Presidential Spokesperson Edwin Lacierda told how an ad hoc panel is currently reviewing the Visiting Forces Agreement (VFA) between the Philippines and the United States, but he was quick to add that ending the accord was not part of the deal.

"That (VFA) will be studied by the DFA in consultation with the President. We have not made a policy discussion on that. The stand right now of the DFA is that the agreement is open for review," Lacierda said.

The VFA provides the general framework that has enabled the Philippines and the US to conduct joint security exercises in 1999. At the core of the agreement is the 1951 Mutual Defence Treaty which formalised the security alliance between the two allies.

Several Filipino politicians, led by Senator Miriam Defensor-Santiago and then senator-now President Benigno S. Aquino III, had wanted the VFA to be abolished and replaced with an accord that regards both the US and the Philippines equally.

The VFA allows forces from the Philippines and the US to train jointly as security allies, but Filipino politicians have questioned whether Manila is getting its fair share in exchange for allowing American forces to use the country for training its troops.

Presently, the US provides most of the Philippines’ military hardware and force training.
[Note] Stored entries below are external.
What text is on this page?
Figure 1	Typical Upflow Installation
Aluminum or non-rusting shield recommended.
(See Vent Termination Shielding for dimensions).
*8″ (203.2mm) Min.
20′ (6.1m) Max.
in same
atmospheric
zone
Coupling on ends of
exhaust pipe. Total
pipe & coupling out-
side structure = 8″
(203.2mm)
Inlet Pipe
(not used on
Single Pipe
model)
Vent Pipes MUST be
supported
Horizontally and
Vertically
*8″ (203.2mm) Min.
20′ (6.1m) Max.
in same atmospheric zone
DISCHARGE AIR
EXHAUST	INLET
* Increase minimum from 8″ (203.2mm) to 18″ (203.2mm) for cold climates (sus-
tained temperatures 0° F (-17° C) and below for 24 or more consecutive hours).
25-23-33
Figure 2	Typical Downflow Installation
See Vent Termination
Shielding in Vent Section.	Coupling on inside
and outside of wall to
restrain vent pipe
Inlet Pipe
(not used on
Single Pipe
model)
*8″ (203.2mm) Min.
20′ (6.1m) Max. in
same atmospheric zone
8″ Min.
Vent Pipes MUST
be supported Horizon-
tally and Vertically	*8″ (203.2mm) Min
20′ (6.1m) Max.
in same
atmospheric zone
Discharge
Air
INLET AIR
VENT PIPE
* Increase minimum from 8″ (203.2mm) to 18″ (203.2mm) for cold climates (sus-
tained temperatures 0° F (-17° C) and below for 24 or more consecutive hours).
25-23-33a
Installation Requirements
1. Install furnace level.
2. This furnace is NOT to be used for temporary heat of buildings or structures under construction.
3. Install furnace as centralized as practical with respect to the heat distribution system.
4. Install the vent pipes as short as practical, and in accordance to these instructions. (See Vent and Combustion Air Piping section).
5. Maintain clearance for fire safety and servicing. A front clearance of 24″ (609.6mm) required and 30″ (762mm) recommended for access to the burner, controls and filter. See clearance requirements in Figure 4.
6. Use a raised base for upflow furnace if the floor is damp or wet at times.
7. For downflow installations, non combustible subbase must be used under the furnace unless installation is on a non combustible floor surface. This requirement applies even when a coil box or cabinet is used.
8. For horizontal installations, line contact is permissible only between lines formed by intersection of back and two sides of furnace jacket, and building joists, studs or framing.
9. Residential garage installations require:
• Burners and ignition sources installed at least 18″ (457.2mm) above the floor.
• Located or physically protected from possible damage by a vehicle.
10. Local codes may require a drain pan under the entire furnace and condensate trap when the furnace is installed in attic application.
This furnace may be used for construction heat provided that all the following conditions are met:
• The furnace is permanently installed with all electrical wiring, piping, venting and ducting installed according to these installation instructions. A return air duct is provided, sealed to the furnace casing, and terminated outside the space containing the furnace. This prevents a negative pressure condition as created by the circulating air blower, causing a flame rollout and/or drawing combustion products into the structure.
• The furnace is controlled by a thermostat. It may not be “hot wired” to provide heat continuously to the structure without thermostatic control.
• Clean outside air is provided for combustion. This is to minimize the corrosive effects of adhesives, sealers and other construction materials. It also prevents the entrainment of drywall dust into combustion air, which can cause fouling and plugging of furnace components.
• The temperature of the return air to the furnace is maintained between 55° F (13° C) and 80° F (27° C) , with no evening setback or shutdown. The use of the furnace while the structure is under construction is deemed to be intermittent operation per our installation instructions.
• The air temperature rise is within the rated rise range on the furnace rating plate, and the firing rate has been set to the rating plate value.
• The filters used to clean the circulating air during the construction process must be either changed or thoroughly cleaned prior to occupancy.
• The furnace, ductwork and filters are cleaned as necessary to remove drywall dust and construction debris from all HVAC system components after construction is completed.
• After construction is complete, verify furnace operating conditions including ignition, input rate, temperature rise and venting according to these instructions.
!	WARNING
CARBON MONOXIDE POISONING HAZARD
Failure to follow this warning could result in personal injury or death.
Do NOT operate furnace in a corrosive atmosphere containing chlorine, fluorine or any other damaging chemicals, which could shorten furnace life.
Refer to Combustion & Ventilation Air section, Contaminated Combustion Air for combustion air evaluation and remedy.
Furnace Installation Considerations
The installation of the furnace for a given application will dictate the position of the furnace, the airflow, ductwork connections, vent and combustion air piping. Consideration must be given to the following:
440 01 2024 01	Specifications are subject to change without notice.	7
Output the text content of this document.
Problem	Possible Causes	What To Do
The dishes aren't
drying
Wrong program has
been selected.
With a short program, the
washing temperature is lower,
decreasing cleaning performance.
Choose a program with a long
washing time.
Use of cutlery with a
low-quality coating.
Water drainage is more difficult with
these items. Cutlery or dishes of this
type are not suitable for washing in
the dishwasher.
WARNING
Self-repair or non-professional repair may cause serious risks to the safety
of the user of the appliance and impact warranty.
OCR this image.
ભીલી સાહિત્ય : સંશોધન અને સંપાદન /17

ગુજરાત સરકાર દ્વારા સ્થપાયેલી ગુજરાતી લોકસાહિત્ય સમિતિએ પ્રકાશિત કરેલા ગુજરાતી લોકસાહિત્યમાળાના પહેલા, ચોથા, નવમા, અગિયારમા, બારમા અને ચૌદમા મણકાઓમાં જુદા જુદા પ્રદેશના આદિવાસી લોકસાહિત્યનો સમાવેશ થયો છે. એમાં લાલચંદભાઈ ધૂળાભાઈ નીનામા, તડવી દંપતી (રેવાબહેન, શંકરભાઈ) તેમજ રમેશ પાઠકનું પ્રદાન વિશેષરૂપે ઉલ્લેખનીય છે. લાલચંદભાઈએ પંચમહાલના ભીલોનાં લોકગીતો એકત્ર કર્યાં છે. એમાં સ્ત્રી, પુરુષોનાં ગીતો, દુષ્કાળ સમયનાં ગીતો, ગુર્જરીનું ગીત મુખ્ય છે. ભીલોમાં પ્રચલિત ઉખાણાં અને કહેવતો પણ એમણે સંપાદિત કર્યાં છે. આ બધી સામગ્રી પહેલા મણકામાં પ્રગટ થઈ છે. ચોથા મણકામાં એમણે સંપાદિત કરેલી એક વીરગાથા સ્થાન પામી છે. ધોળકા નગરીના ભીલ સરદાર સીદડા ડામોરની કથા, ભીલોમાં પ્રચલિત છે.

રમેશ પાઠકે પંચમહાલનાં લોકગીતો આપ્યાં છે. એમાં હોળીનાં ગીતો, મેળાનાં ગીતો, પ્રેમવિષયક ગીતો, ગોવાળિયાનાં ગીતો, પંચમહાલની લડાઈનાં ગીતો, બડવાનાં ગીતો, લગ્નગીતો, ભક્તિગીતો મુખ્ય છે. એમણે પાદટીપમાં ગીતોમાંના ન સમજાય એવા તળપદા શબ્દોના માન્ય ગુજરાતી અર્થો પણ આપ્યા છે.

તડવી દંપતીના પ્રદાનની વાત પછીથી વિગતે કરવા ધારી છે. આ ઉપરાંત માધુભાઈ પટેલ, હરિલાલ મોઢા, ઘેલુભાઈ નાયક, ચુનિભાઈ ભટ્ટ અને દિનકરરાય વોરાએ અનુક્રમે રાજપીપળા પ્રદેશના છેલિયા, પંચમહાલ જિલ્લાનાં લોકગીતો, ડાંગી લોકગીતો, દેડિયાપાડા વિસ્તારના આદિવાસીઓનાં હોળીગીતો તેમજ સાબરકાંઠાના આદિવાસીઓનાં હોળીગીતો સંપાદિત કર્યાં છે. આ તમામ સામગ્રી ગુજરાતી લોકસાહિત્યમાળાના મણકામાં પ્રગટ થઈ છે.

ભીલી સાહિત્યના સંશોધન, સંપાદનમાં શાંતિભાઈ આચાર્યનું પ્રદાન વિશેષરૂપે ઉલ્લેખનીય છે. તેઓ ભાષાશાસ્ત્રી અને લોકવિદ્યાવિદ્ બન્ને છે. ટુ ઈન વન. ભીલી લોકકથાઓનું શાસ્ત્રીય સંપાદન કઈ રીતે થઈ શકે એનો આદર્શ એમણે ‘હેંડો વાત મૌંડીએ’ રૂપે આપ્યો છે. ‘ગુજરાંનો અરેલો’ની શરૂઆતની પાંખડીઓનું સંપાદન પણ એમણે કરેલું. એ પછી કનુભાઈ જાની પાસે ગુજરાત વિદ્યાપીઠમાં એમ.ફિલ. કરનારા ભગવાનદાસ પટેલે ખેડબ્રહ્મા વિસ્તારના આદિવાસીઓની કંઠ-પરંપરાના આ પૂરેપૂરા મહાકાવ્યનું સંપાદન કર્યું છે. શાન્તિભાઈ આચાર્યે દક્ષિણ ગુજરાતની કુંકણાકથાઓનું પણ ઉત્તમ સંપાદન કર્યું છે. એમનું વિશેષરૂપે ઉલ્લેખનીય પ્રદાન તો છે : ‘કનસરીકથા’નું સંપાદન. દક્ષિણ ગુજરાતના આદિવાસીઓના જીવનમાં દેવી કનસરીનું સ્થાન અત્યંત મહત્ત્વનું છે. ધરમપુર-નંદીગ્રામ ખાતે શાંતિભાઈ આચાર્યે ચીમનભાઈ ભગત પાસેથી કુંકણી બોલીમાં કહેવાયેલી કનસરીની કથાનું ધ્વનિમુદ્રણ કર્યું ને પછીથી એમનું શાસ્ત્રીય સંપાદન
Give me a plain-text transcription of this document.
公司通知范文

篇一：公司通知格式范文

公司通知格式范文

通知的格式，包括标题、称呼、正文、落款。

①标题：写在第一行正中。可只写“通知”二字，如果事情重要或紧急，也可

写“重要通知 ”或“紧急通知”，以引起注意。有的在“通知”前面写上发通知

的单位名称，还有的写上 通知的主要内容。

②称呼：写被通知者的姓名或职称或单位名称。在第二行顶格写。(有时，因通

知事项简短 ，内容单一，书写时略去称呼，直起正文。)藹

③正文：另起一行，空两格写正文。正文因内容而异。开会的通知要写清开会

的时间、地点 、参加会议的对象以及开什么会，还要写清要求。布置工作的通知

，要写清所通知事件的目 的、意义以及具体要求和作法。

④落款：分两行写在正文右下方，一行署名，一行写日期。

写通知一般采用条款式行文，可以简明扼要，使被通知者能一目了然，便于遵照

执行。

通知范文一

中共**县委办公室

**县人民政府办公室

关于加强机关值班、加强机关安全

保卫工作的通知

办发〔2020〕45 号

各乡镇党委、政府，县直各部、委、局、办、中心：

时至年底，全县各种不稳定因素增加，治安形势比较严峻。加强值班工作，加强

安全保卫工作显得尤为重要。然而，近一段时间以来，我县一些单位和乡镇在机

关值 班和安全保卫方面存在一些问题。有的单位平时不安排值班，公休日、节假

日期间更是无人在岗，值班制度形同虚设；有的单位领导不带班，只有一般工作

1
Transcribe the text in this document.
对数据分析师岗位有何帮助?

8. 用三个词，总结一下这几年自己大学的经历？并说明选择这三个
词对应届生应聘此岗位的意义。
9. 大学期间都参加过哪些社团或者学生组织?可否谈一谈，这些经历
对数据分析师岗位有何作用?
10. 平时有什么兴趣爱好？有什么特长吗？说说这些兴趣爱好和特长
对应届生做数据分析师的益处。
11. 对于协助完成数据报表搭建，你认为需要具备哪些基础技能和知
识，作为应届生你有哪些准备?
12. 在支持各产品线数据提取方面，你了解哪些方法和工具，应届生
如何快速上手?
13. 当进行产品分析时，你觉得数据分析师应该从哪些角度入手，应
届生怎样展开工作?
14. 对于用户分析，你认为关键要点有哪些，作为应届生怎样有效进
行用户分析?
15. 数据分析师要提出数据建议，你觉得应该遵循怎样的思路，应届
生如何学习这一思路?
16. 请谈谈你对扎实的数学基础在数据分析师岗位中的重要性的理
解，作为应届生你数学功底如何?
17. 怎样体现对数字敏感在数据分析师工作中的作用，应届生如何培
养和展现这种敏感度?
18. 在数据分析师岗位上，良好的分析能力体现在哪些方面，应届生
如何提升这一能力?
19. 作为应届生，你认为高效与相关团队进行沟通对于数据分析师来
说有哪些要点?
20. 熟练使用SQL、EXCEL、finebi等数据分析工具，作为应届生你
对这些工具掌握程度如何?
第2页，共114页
In exchange, Americans are allowed to maintain non-permanent bases such as those in Maguindanao, Sulu and Basilan.
 
Lacierda explained that the Presidential Commission on VFA is conducting a review of the agreement even as a joint resolution has been re-filed in Congress asking Foreign Affairs Secretary Alberto Romulo to issue a notice of severance of the bilateral agreement to Washington.

Senator Defensor-Santiago maintains that, on close study, an act of Congress alone, without necessarily a presidential edict, is enough to terminate the VFA.

Citing a US court ruling, she said that Congress was the correct authority to end the treaty and had properly issued the terminating act, on the grounds that a treaty was the law of the land.